Pada PDT, probe bernama endoskop akan digunakan. Alat ini dilengkapi dengan kamera yang mengirimkan gambar langsung dari trakea ke layar komputer. Endoskop juga dilengkapi dengan cahaya di ujungnya sehingga trakea dapat terlihat lebih jelas. Setelah itu, endoskop akan memberikan panduan pada dokter bedah selama tindakan. PDT juga dilakukan di bawah pengaruh bius total. Namun, tindakan ini tidak disarankan bagi pasien yang mengalami obesitas (kelebihan berat badan), terutama mereka yang memiliki lapisan lemak yang tebal di leher, serta pasien anak yang berusia di bawah 12 tahun.

Pada PDT, sayatan kecil akan dibuat di tenggorokan dan jarum kecil akan digunakan untuk membuat lubang. Lubang tersebut akan digunakan untuk memasukkan tabung ke saluran udara. Ukuran sayatan yang kecil dapat mengurangi risiko pasien terkena infeksi atau cedera akibat operasi. Waktu pemulihan juga akan menjadi lebih singkat.

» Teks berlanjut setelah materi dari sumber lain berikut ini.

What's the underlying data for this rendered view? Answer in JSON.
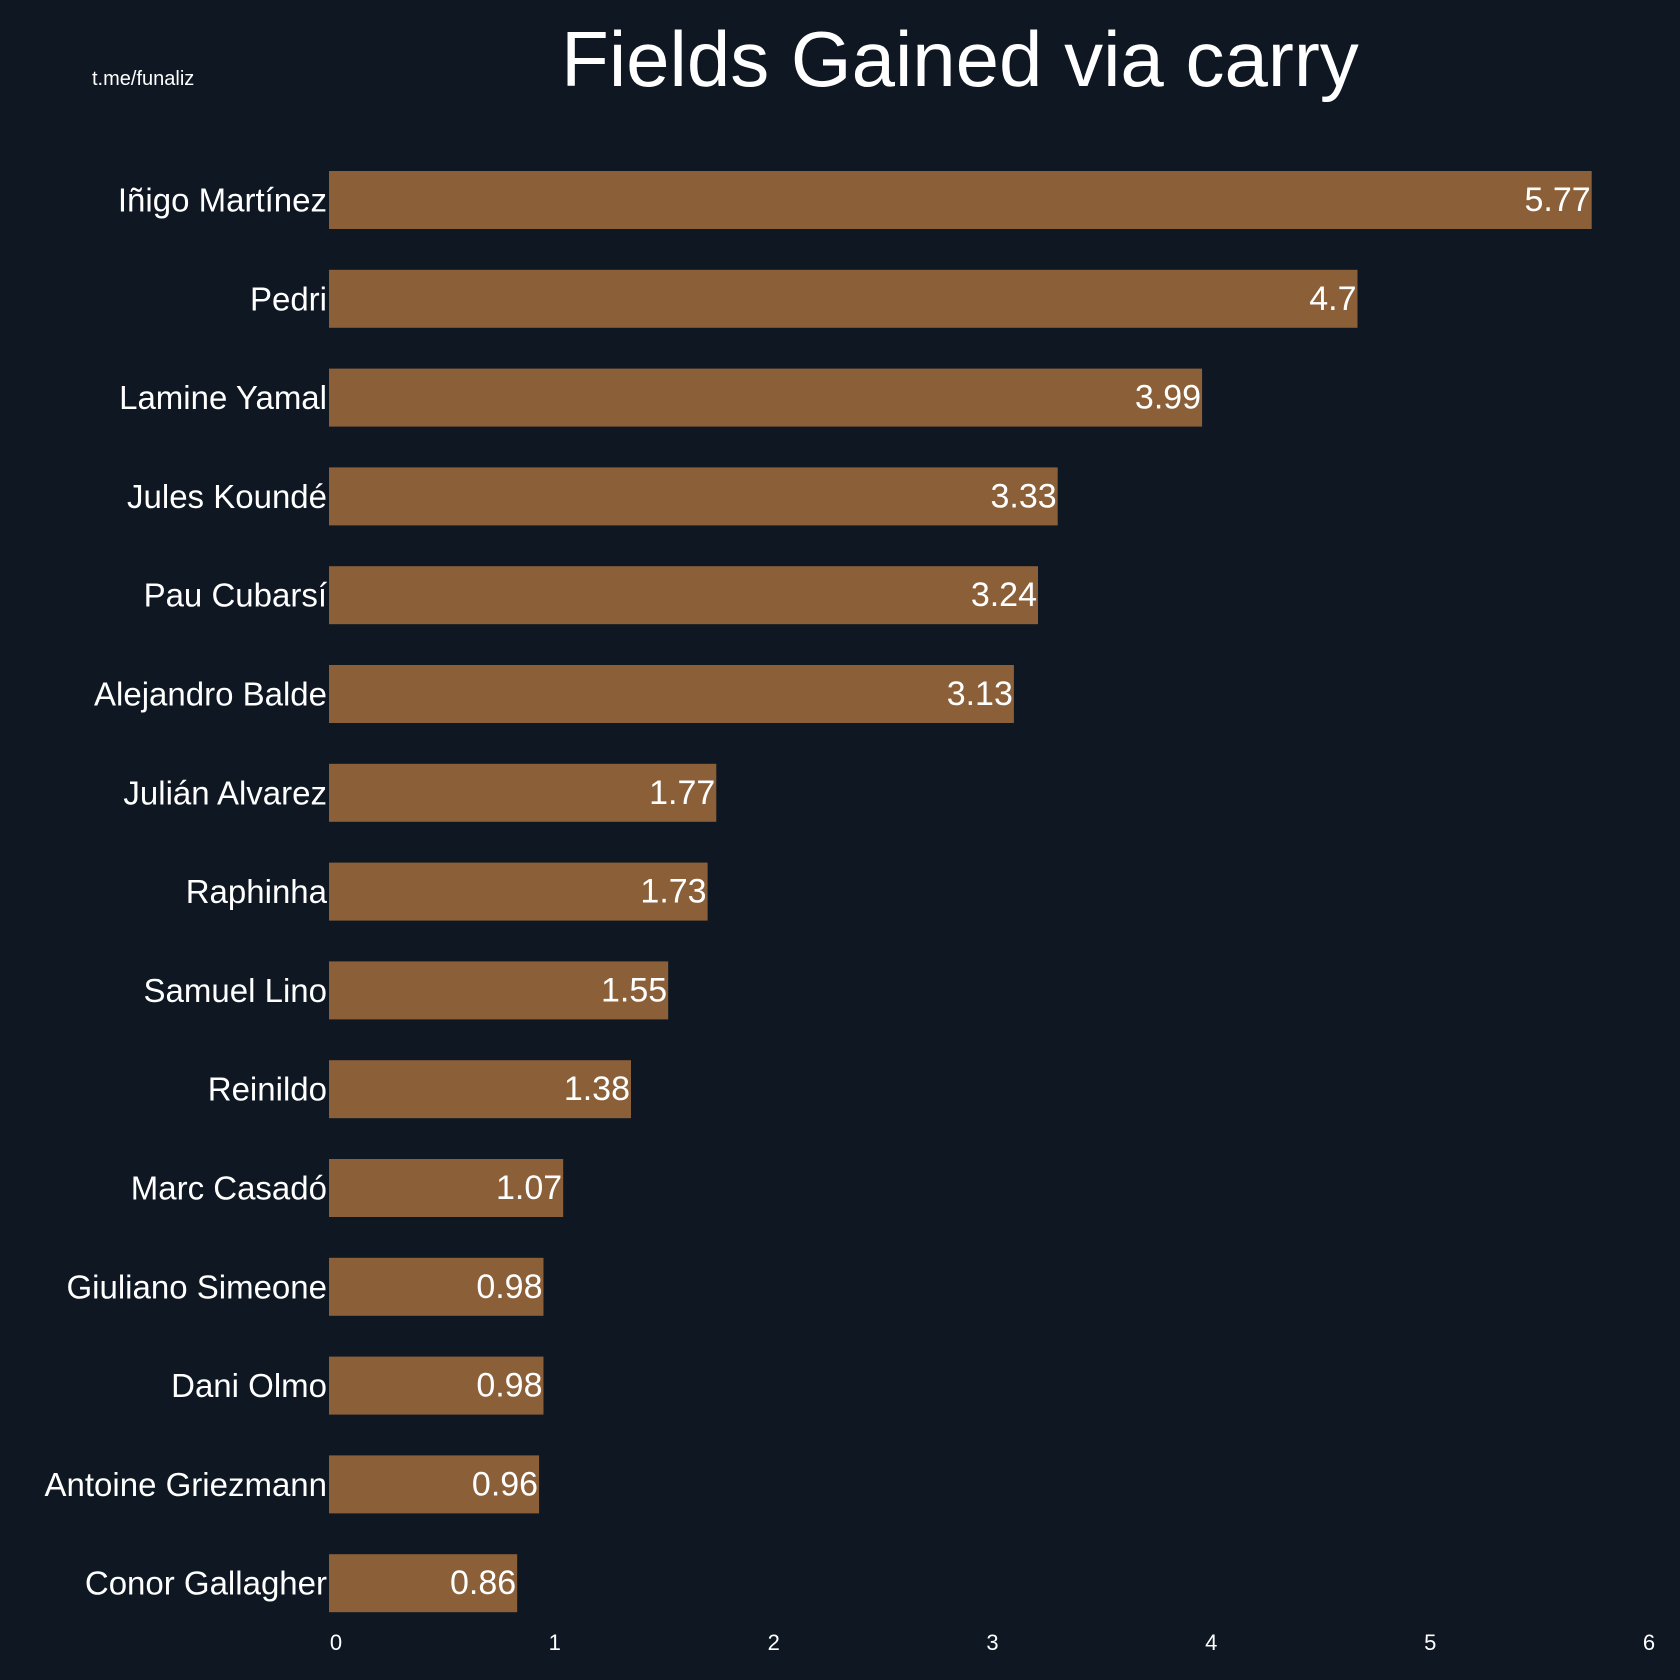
{
  "watermark": "t.me/funaliz",
  "colors": {
    "background": "#0e1722",
    "bar": "#8b5f38",
    "text": "#ffffff"
  },
  "chart_data": {
    "type": "bar",
    "orientation": "horizontal",
    "title": "Fields Gained via carry",
    "xlabel": "",
    "ylabel": "",
    "xlim": [
      0,
      6
    ],
    "xticks": [
      0,
      1,
      2,
      3,
      4,
      5,
      6
    ],
    "grid": false,
    "categories": [
      "Iñigo Martínez",
      "Pedri",
      "Lamine Yamal",
      "Jules Koundé",
      "Pau Cubarsí",
      "Alejandro Balde",
      "Julián Alvarez",
      "Raphinha",
      "Samuel Lino",
      "Reinildo",
      "Marc Casadó",
      "Giuliano Simeone",
      "Dani Olmo",
      "Antoine Griezmann",
      "Conor Gallagher"
    ],
    "values": [
      5.77,
      4.7,
      3.99,
      3.33,
      3.24,
      3.13,
      1.77,
      1.73,
      1.55,
      1.38,
      1.07,
      0.98,
      0.98,
      0.96,
      0.86
    ],
    "data_labels": [
      "5.77",
      "4.7",
      "3.99",
      "3.33",
      "3.24",
      "3.13",
      "1.77",
      "1.73",
      "1.55",
      "1.38",
      "1.07",
      "0.98",
      "0.98",
      "0.96",
      "0.86"
    ]
  }
}
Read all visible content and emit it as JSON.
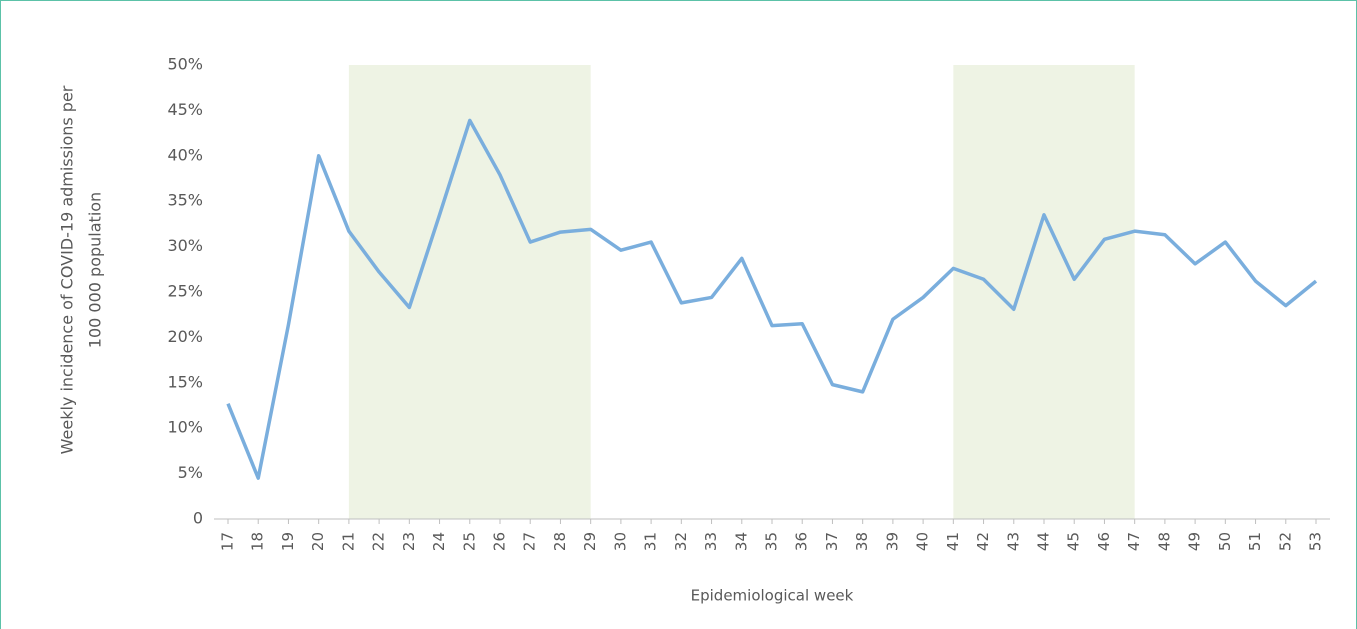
{
  "chart_data": {
    "type": "line",
    "x_label": "Epidemiological week",
    "y_label": [
      "Weekly incidence of COVID-19 admissions per",
      "100 000 population"
    ],
    "x": [
      17,
      18,
      19,
      20,
      21,
      22,
      23,
      24,
      25,
      26,
      27,
      28,
      29,
      30,
      31,
      32,
      33,
      34,
      35,
      36,
      37,
      38,
      39,
      40,
      41,
      42,
      43,
      44,
      45,
      46,
      47,
      48,
      49,
      50,
      51,
      52,
      53
    ],
    "values": [
      12.7,
      4.5,
      21.4,
      40.0,
      31.7,
      27.2,
      23.3,
      33.5,
      43.9,
      37.9,
      30.5,
      31.6,
      31.9,
      29.6,
      30.5,
      23.8,
      24.4,
      28.7,
      21.3,
      21.5,
      14.8,
      14.0,
      22.0,
      24.4,
      27.6,
      26.4,
      23.1,
      33.5,
      26.4,
      30.8,
      31.7,
      31.3,
      28.1,
      30.5,
      26.2,
      23.5,
      26.2
    ],
    "color": "#7aaedd",
    "xlim": [
      17,
      53
    ],
    "xticks": [
      17,
      18,
      19,
      20,
      21,
      22,
      23,
      24,
      25,
      26,
      27,
      28,
      29,
      30,
      31,
      32,
      33,
      34,
      35,
      36,
      37,
      38,
      39,
      40,
      41,
      42,
      43,
      44,
      45,
      46,
      47,
      48,
      49,
      50,
      51,
      52,
      53
    ],
    "ylim": [
      0,
      50
    ],
    "yticks": [
      0,
      {
        "value": 5,
        "label": "5%"
      },
      {
        "value": 10,
        "label": "10%"
      },
      {
        "value": 15,
        "label": "15%"
      },
      {
        "value": 20,
        "label": "20%"
      },
      {
        "value": 25,
        "label": "25%"
      },
      {
        "value": 30,
        "label": "30%"
      },
      {
        "value": 35,
        "label": "35%"
      },
      {
        "value": 40,
        "label": "40%"
      },
      {
        "value": 45,
        "label": "45%"
      },
      {
        "value": 50,
        "label": "50%"
      }
    ],
    "shaded_ranges": [
      [
        21,
        29
      ],
      [
        41,
        47
      ]
    ],
    "shade_color": "#eef3e4",
    "grid": false
  }
}
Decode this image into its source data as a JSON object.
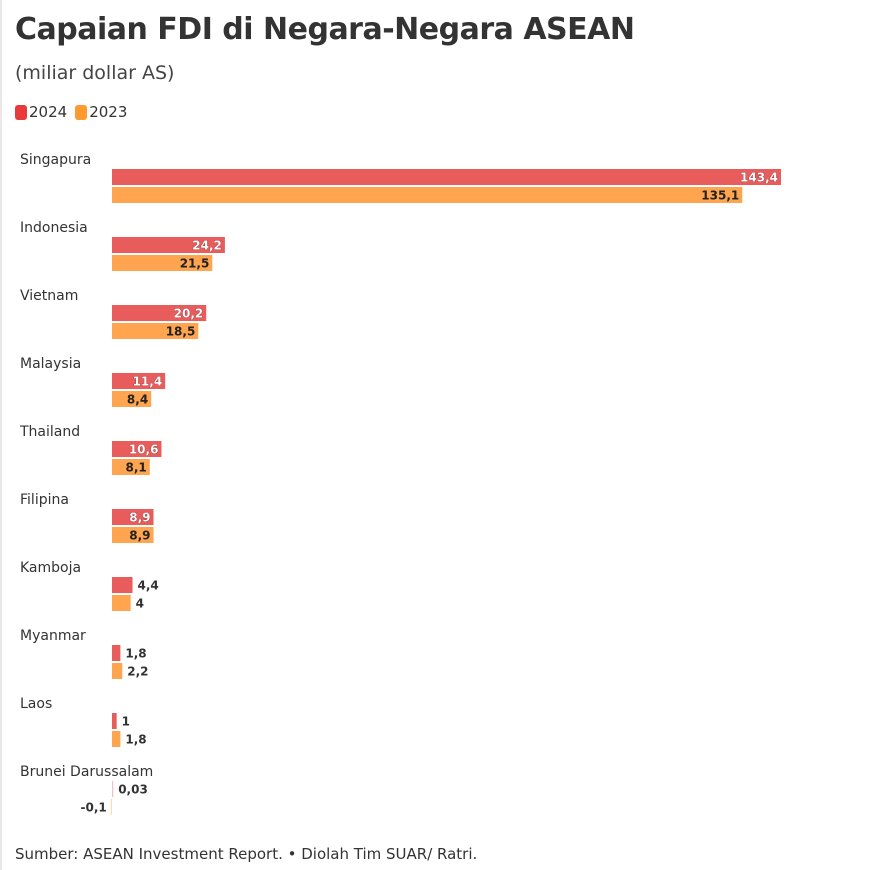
{
  "chart_data": {
    "type": "bar",
    "orientation": "horizontal",
    "title": "Capaian FDI di Negara-Negara ASEAN",
    "subtitle": "(miliar dollar AS)",
    "categories": [
      "Singapura",
      "Indonesia",
      "Vietnam",
      "Malaysia",
      "Thailand",
      "Filipina",
      "Kamboja",
      "Myanmar",
      "Laos",
      "Brunei Darussalam"
    ],
    "series": [
      {
        "name": "2024",
        "color": "#e85c5c",
        "legend_color": "#e83a3a",
        "values": [
          143.4,
          24.2,
          20.2,
          11.4,
          10.6,
          8.9,
          4.4,
          1.8,
          1,
          0.03
        ],
        "labels": [
          "143,4",
          "24,2",
          "20,2",
          "11,4",
          "10,6",
          "8,9",
          "4,4",
          "1,8",
          "1",
          "0,03"
        ]
      },
      {
        "name": "2023",
        "color": "#ffa54f",
        "legend_color": "#ff9a30",
        "values": [
          135.1,
          21.5,
          18.5,
          8.4,
          8.1,
          8.9,
          4,
          2.2,
          1.8,
          -0.1
        ],
        "labels": [
          "135,1",
          "21,5",
          "18,5",
          "8,4",
          "8,1",
          "8,9",
          "4",
          "2,2",
          "1,8",
          "-0,1"
        ]
      }
    ],
    "legend_placement": "top-left",
    "grid": false,
    "source": "Sumber: ASEAN Investment Report. • Diolah Tim SUAR/ Ratri."
  }
}
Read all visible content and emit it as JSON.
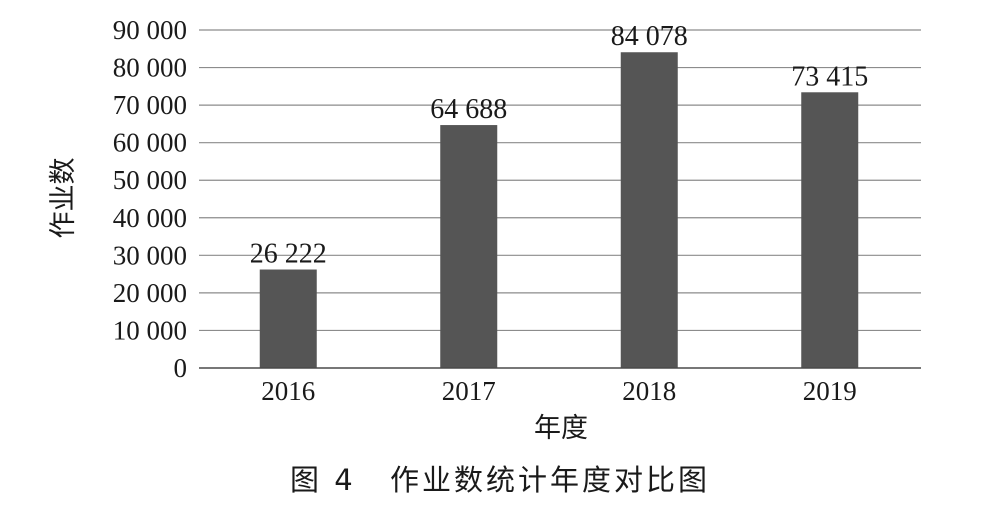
{
  "chart_data": {
    "type": "bar",
    "categories": [
      "2016",
      "2017",
      "2018",
      "2019"
    ],
    "values": [
      26222,
      64688,
      84078,
      73415
    ],
    "data_labels": [
      "26 222",
      "64 688",
      "84 078",
      "73 415"
    ],
    "title": "",
    "xlabel": "年度",
    "ylabel": "作业数",
    "ylim": [
      0,
      90000
    ],
    "yticks": [
      0,
      10000,
      20000,
      30000,
      40000,
      50000,
      60000,
      70000,
      80000,
      90000
    ],
    "ytick_labels": [
      "0",
      "10 000",
      "20 000",
      "30 000",
      "40 000",
      "50 000",
      "60 000",
      "70 000",
      "80 000",
      "90 000"
    ],
    "grid": true,
    "legend": "none",
    "bar_color": "#555555"
  },
  "caption": {
    "figure_number": "图 4",
    "text": "作业数统计年度对比图"
  }
}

Kemungkinan Komplikasi dan Resiko Trakeostomi

Seperti tindakan operasi lainnya, pasien yang menjalani trakeostomi kemungkinan akan mengalami infeksi, bekas luka, dan pendarahan berat. Pasien juga dapat bereaksi negatif terhadap tabung atau obat yang digunakan. Trakeostomi juga dapat menyebabkan kerusakan pada saraf, yang dapat menyebabkan kelumpuhan.

Rujukan:

  • Goldenberg D, Bhatti N. Management of the impaired airway in the adult. In: Cummings CW, Flint PW, Haughey BH, et al, eds. Otolaryngology: Head & Neck Surgery. 4th ed. Philadelphia, Pa: Mosby Elsevier; 2005:chap 106.
  • Neacy KA. Tracheostomy care. In: Roberts JR, Hedges JR, eds. Clinical Procedures in Emergency Medicine. 5th ed. Philadelphia, Pa: Saunders Elsevier;2009:chap 7.